/* SPDX-License-Identifier: GPL-2.0-or-later */

#pragma once

/** \file
 * \ingroup bli
 *
 * The goal of "lazy threading" is to avoid using threads unless one can reasonably assume that it
 * is worth distributing work over multiple threads. Using threads can lead to worse overall
 * performance by introducing inter-thread communication overhead. Keeping all work on a single
 * thread reduces this overhead to zero and also makes better use of the CPU cache.
 *
 * Functions like #parallel_for also solve this to some degree by using a "grain size". When the
 * number of individual tasks is too small, no multi-threading is used. This works very well when
 * there are many homogeneous tasks that can be expected to take approximately the same time.
 *
 * The situation becomes more difficult when:
 * - The individual tasks are not homogeneous, i.e. they take different amounts of time to compute.
 * - It is practically impossible to guess how long each task will take in advance.
 *
 * Given those constraints, a single grain size cannot be determined. One could just schedule all
 * tasks individually but that would create a lot of overhead when the tasks happen to be very
 * small. While TBB will keep all tasks on a single thread if the other threads are busy, if they
 * are idle they will start stealing the work even if that's not beneficial for overall
 * performance.
 *
 * This file provides a simple API that allows a task scheduler to properly handle tasks whose size
 * is not known in advance. The key idea is this:
 *
 * > By default, all work stays on a single thread. If an individual task notices that it is about
 * > start a computation that will take a while, it notifies the task scheduler further up on the
 * > stack. The scheduler then allows other threads to take over other tasks that were originally
 * > meant for the current thread.
 *
 * This way, when all tasks are small, no threading overhead has to be paid for.
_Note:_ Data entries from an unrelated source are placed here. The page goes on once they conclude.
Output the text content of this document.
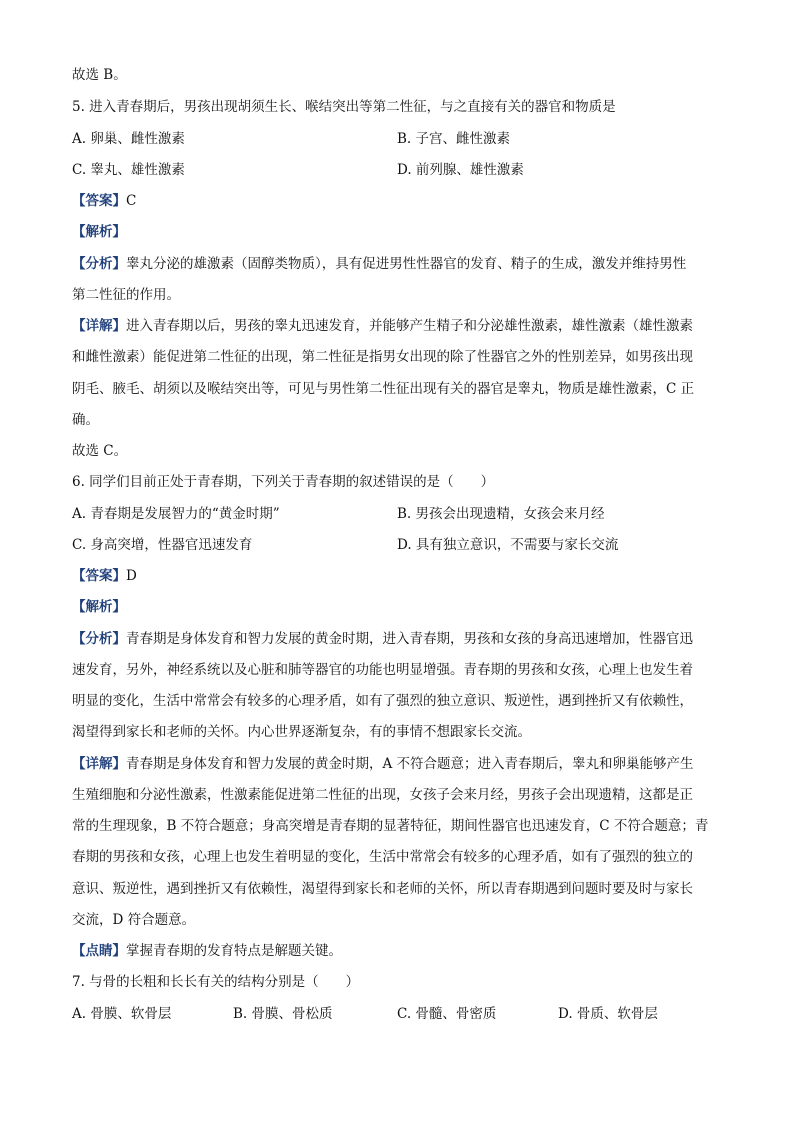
故选 B。
5. 进入青春期后，男孩出现胡须生长、喉结突出等第二性征，与之直接有关的器官和物质是
A. 卵巢、雌性激素	B. 子宫、雌性激素
C. 睾丸、雄性激素	D. 前列腺、雄性激素
【答案】C
【解析】
【分析】睾丸分泌的雄激素（固醇类物质），具有促进男性性器官的发育、精子的生成，激发并维持男性
第二性征的作用。
【详解】进入青春期以后，男孩的睾丸迅速发育，并能够产生精子和分泌雄性激素，雄性激素（雄性激素
和雌性激素）能促进第二性征的出现，第二性征是指男女出现的除了性器官之外的性别差异，如男孩出现
阴毛、腋毛、胡须以及喉结突出等，可见与男性第二性征出现有关的器官是睾丸，物质是雄性激素，C 正
确。
故选 C。
6. 同学们目前正处于青春期，下列关于青春期的叙述错误的是（　　）
A. 青春期是发展智力的“黄金时期”	B. 男孩会出现遗精，女孩会来月经
C. 身高突增，性器官迅速发育	D. 具有独立意识，不需要与家长交流
【答案】D
【解析】
【分析】青春期是身体发育和智力发展的黄金时期，进入青春期，男孩和女孩的身高迅速增加，性器官迅
速发育，另外，神经系统以及心脏和肺等器官的功能也明显增强。青春期的男孩和女孩，心理上也发生着
明显的变化，生活中常常会有较多的心理矛盾，如有了强烈的独立意识、叛逆性，遇到挫折又有依赖性，
渴望得到家长和老师的关怀。内心世界逐渐复杂，有的事情不想跟家长交流。
【详解】青春期是身体发育和智力发展的黄金时期，A 不符合题意；进入青春期后，睾丸和卵巢能够产生
生殖细胞和分泌性激素，性激素能促进第二性征的出现，女孩子会来月经，男孩子会出现遗精，这都是正
常的生理现象，B 不符合题意；身高突增是青春期的显著特征，期间性器官也迅速发育，C 不符合题意；青
春期的男孩和女孩，心理上也发生着明显的变化，生活中常常会有较多的心理矛盾，如有了强烈的独立的
意识、叛逆性，遇到挫折又有依赖性，渴望得到家长和老师的关怀，所以青春期遇到问题时要及时与家长
交流，D 符合题意。
【点睛】掌握青春期的发育特点是解题关键。
7. 与骨的长粗和长长有关的结构分别是（　　）
A. 骨膜、软骨层	B. 骨膜、骨松质	C. 骨髓、骨密质	D. 骨质、软骨层
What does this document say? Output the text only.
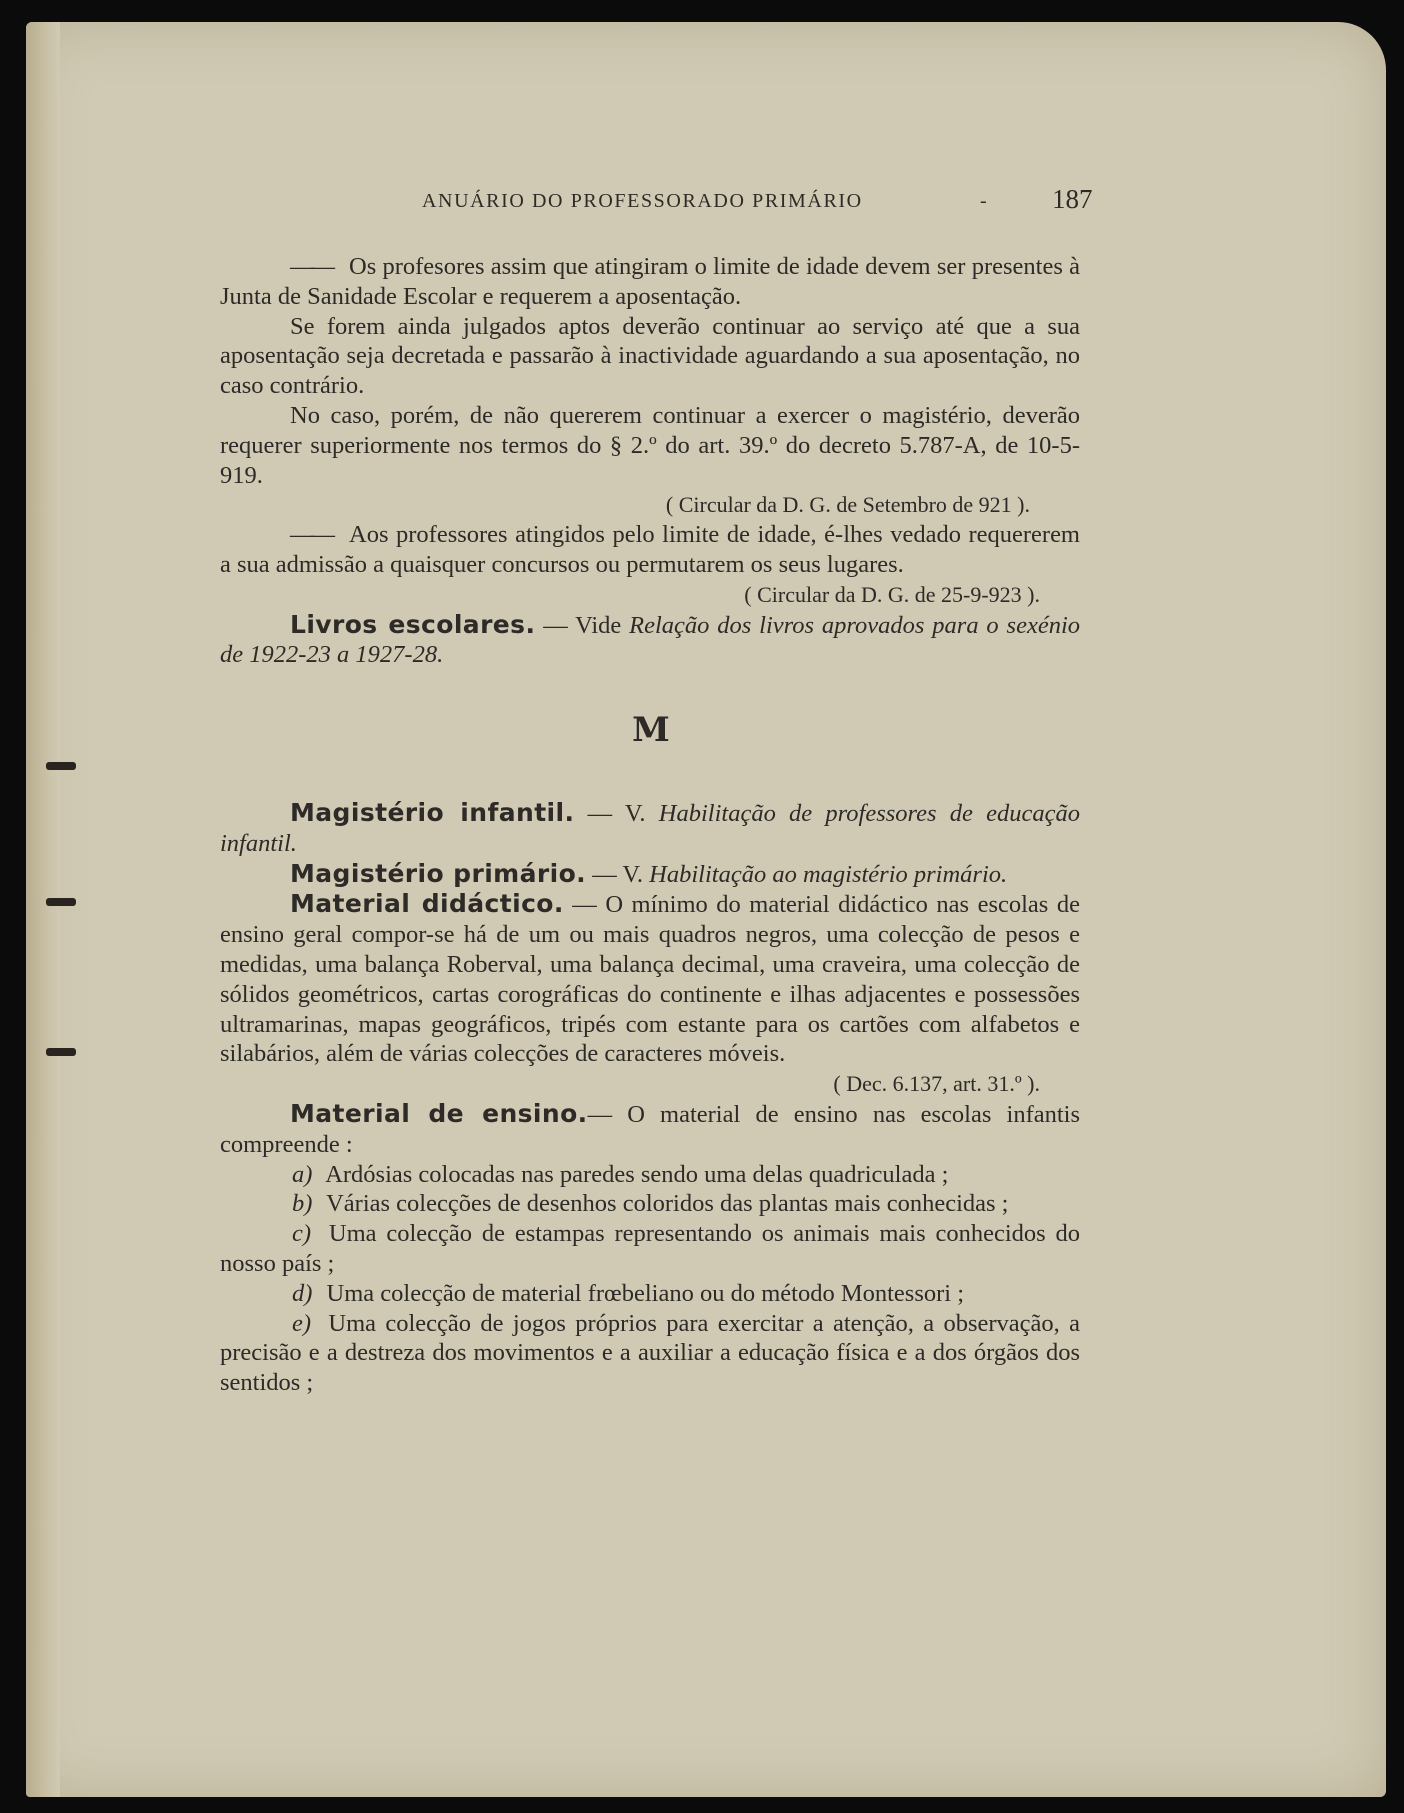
ANUÁRIO DO PROFESSORADO PRIMÁRIO	- 187

—— Os profesores assim que atingiram o limite de idade devem ser presentes à Junta de Sanidade Escolar e requerem a aposentação.

Se forem ainda julgados aptos deverão continuar ao serviço até que a sua aposentação seja decretada e passarão à inactividade aguardando a sua aposentação, no caso contrário.

No caso, porém, de não quererem continuar a exercer o magistério, deverão requerer superiormente nos termos do § 2.º do art. 39.º do decreto 5.787-A, de 10-5-919.

( Circular da D. G. de Setembro de 921 ).

—— Aos professores atingidos pelo limite de idade, é-lhes vedado requererem a sua admissão a quaisquer concursos ou permutarem os seus lugares.
( Circular da D. G. de 25-9-923 ).

Livros escolares. — Vide Relação dos livros aprovados para o sexénio de 1922-23 a 1927-28.

M

Magistério infantil. — V. Habilitação de professores de educação infantil.

Magistério primário. — V. Habilitação ao magistério primário.

Material didáctico. — O mínimo do material didáctico nas escolas de ensino geral compor-se há de um ou mais quadros negros, uma colecção de pesos e medidas, uma balança Roberval, uma balança decimal, uma craveira, uma colecção de sólidos geométricos, cartas corográficas do continente e ilhas adjacentes e possessões ultramarinas, mapas geográficos, tripés com estante para os cartões com alfabetos e silabários, além de várias colecções de caracteres móveis.
( Dec. 6.137, art. 31.º ).

Material de ensino.— O material de ensino nas escolas infantis compreende :

a) Ardósias colocadas nas paredes sendo uma delas quadriculada ;

b) Várias colecções de desenhos coloridos das plantas mais conhecidas ;

c) Uma colecção de estampas representando os animais mais conhecidos do nosso país ;

d) Uma colecção de material frœbeliano ou do método Montessori ;

e) Uma colecção de jogos próprios para exercitar a atenção, a observação, a precisão e a destreza dos movimentos e a auxiliar a educação física e a dos órgãos dos sentidos ;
Whenever there is
 * a task that keeps the current thread busy for a while, the other tasks are moved to a separate
 * thread so that they can be executed without waiting for the long computation to finish.
 *
 * Consequently, the earlier a task knows during it execution that it will take a while, the
 * better. That's because if it is blocking anyway, it's more efficient to move the other tasks to
 * another thread earlier.
 *
 * To make this work, three things have to be solved:
 * 1. The task scheduler has to be able to start single-threaded and become multi-threaded after
 *    tasks have started executing. This has to be solved in the specific task scheduler.
 * 2. There has to be a way for the currently running task to tell the task scheduler that it is
 *    about to perform a computation that will take a while and that it would be reasonable to move
 *    other tasks to other threads. This part is implemented in the API provided by this file.
 * 3. Individual tasks have to decide when a computation is long enough to justify talking to the
 *    scheduler. This is always based on heuristics that have to be fine tuned over time. One could
 *    assume that this means adding new work-size checks to many parts in Blender, but that's
 *    actually not necessary, because these checks exist already in the form of grain sizes passed
 *    to e.g. #parallel_for. The assumption here is that when the task thinks the current work load
 *    is big enough to justify using threads, it's also big enough to justify using another thread
 *    for waiting tasks on the current thread.
 */

#include "BLI_function_ref.hh"

namespace blender::lazy_threading {

/**
 * Tell task schedulers on the current thread that it is about to start a long computation
 * and that other waiting tasks should better be moved to another thread if possible.
 */
void send_hint();

/**
 * Used by the task scheduler to receive hints from current tasks that they will take a while.
 * This should only be allocated on the stack.
 */
class HintReceiver {
 public:
  /**
   * The passed in function is called when a task signals that it will take a while.
   * \note The function has to stay alive after the call to the constructor. So one must not pass a
   * lambda directly into this constructor but store it in a separate variable on the stack first.
   */
  HintReceiver(FunctionRef<void()> fn);
  ~HintReceiver();
};

/**
 * Used to make sure that lazy-threading hints don't propagate through task isolation. This is
 * necessary to avoid deadlocks when isolated regions are used together with e.g. task pools. For
 * more info see the comment on #BLI_task_isolate.
 */
class ReceiverIsolation {
 public:
  ReceiverIsolation();
  ~ReceiverIsolation();
};

}  // namespace blender::lazy_threading